O acordo ajudará a Ucrânia a cobrir o seu enorme déficit de guerra, mas os especialistas questionam que concessões foram feitas para garantir a sua aprovação.
Os líderes da União Europeia superaram as objeções da Hungria para aprovar um plano de 50 bilhões de euros (54 bilhões de dólares) para apoiar a Ucrânia durante os próximos quatro anos.
A decisão unânime foi tomada na quinta-feira, enquanto a Ucrânia continua a sua luta para repelir uma invasão russa em grande escala que começou há quase dois anos.
Legisladores e especialistas saudaram o acordo como um importante apoio para a estabilidade contínua do país da Europa Oriental devastado pela guerra, cuja economia depende fortemente da ajuda ocidental.
“A UE demonstrou compromisso com o apoio contínuo à Ucrânia em circunstâncias geopolíticas e internas difíceis… e apesar da alegada impaciência pública com este apoio”, disse à Al Jazeera o conferencista do Instituto Europeu, George Tzogopoulos.
O acordo de quinta-feira, conhecido como “Mecanismo para a Ucrânia”, consiste em 17 bilhões de euros (18,5 bilhões de dólares) em subvenções e 33 bilhões de euros (35,8 bilhões de dólares) em empréstimos, destinados a ajudar a Ucrânia a reconstruir-se e a recuperar da guerra.
Espera-se também que o financiamento ajude a Ucrânia a realizar reformas no seu caminho para uma eventual adesão à UE. Os líderes da UE convidaram oficialmente a Ucrânia a tornar-se membro em dezembro, mas na mesma altura, a Hungria vetou o pacote de ajuda, dizendo que o financiamento da Ucrânia não deveria ser enxertado no orçamento plurianual da UE.
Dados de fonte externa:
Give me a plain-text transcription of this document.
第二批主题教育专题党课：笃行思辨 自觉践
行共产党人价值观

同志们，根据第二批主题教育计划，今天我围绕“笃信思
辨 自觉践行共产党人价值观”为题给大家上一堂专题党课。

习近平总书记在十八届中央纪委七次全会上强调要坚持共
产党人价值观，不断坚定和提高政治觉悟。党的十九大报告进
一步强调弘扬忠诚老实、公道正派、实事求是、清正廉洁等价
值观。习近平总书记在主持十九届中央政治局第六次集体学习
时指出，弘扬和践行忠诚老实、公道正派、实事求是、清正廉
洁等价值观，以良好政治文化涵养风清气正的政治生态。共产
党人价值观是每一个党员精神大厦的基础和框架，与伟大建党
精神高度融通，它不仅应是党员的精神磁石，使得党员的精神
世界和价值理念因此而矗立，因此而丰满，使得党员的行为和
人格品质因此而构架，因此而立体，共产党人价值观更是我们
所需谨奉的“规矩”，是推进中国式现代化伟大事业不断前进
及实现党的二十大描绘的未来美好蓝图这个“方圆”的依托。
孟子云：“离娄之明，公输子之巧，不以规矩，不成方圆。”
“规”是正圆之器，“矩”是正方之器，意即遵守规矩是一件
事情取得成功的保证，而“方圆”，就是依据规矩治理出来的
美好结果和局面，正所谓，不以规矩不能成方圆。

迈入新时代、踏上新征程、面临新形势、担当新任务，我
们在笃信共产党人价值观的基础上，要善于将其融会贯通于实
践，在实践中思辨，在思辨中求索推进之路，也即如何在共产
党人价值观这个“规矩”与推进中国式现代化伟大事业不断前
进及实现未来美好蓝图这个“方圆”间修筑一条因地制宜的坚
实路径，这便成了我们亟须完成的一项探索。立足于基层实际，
A eventual aprovação da ajuda na quinta-feira foi recebida com aplausos por parte das autoridades ucranianas. A vice-primeira-ministra Yuliya Svyrydenko escreveu no Facebook que, com o financiamento, a Ucrânia “deu um passo mais perto da estabilidade econômica nos próximos quatro anos”.
A Ucrânia enfrenta um déficit orçamentário de 43 bilhões de dólares este ano e espera que a ajuda da UE cubra pouco menos de metade desse déficit.
Os líderes da UE aplaudem o avanço
Os líderes da UE, entretanto, saudaram o pacote de ajuda como um meio de garantir a estabilidade e a democracia na Europa Oriental.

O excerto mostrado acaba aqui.